Ruben Dias chwali występ Manchesteru City przeciwko "kompletnemu" Interowi
Panujący mistrzowie Premier League zadowolili się punktem na Etihad Stadium, ponieważ giganci Serie A zaprezentowali silną defensywę, która trzymała na dystans rozgrzanego do czerwoności Erlinga Haalanda. W rezultacie City nie było w stanie przedłużyć swojej zwycięskiej passy.
Drużyna Pepa Guardioli oddała zaledwie pięć celnych strzałów i z trudem powstrzymywała Włochów. Niemniej jednak, City przedłużyło swoją passę niepokonanych meczów w rozgrywkach do 24 meczów (16 zwycięstw i osiem remisów), czyli zaledwie o jeden mecz mniej od rekordu ustanowionego przez Manchester United w latach 2007-2009 (25 meczów).

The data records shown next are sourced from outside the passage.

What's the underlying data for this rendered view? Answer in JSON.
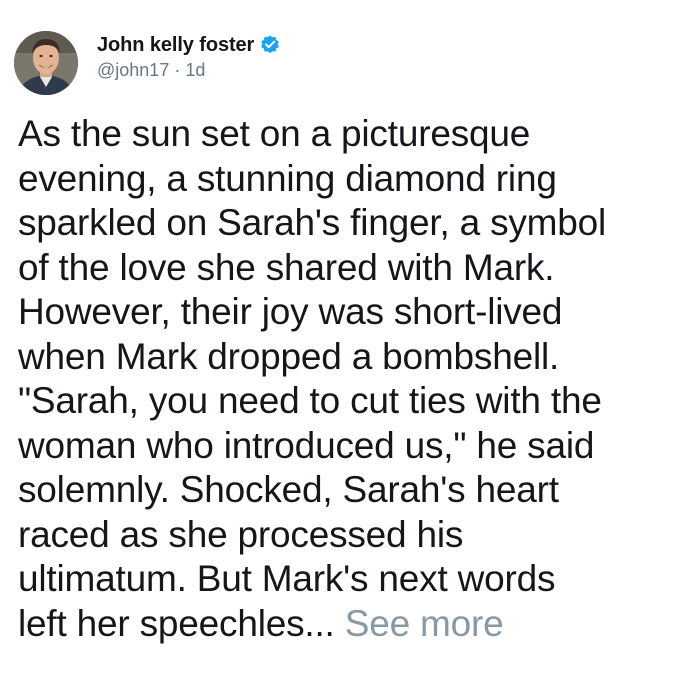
{
  "tweet": {
    "author": {
      "display_name": "John kelly foster",
      "handle": "@john17",
      "separator": " · ",
      "time": "1d",
      "verified": true,
      "avatar_icon": "profile-photo"
    },
    "body_lines": [
      "As the sun set on a picturesque",
      "evening, a stunning diamond ring",
      "sparkled on Sarah's finger, a symbol",
      "of the love she shared with Mark.",
      "However, their joy was short-lived",
      "when Mark dropped a bombshell.",
      "\"Sarah, you need to cut ties with the",
      "woman who introduced us,\" he said",
      "solemnly. Shocked, Sarah's heart",
      "raced as she processed his",
      "ultimatum. But Mark's next words",
      "left her speechles... "
    ],
    "see_more_label": "See more"
  },
  "colors": {
    "text": "#14171a",
    "muted": "#657786",
    "see_more": "#8899a6",
    "verified_badge": "#1da1f2"
  }
}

Co ciekawe, dopiero po raz drugi w 42 domowych meczach Ligi Mistrzów pod wodzą hiszpańskiego menadżera, City nie udało się trafić do siatki, a ich drugą porażką w tym względzie był bezbramkowy remis ze Sportingiem w marcu 2022 roku.
Rozmawiając z mediami w strefie mieszanej, Dias opowiedział o występie swojej drużyny przeciwko Nerazzurri Simone Inzaghiego w powtórce finału Ligi Mistrzów z 2023 roku, w którym Anglicy triumfowali 1:0 dzięki trafieniu Rodriego w drugiej połowie.
"Ostatecznie to jeden zdobyty punkt, tak na to patrzymy. Wszyscy chcieliśmy zdobyć trzy, ale myślę, że zespół spisał się dobrze" - powiedział Portugalczyk. "Myślę, że byliśmy na bardzo dobrym poziomie, zwłaszcza w drugiej połowie, mieliśmy szanse, aby to zakończyć, ale tego nie zrobiliśmy".
"Nie graliśmy z byle jaką drużyną. Podobnie jak w finale w Stambule, wciąż są bardzo silną drużyną i mają wiele jakości na wielu różnych pozycjach na boisku".
Inter Mediolan zanotował 10 strzałów w pierwszej połowie tego meczu, stając się pierwszą stroną przeciwną, która oddała co najmniej 10 strzałów w pierwszej połowie meczu Ligi Mistrzów na Etihad od czasu Monaco w lutym 2017 roku.
Mając to na uwadze, Dias, który został upomniany żółtą kartką w 33. minucie przez sędziego Glenna Nyberga, zauważył, że jego drużyna miała pecha, że nie zapewniła sobie zwycięstwa. Przyznał, że konfrontacja z taką drużyną jak Inter wydobywa z jego zawodników to, co najlepsze, choć wierzy również, że jest miejsce na poprawę.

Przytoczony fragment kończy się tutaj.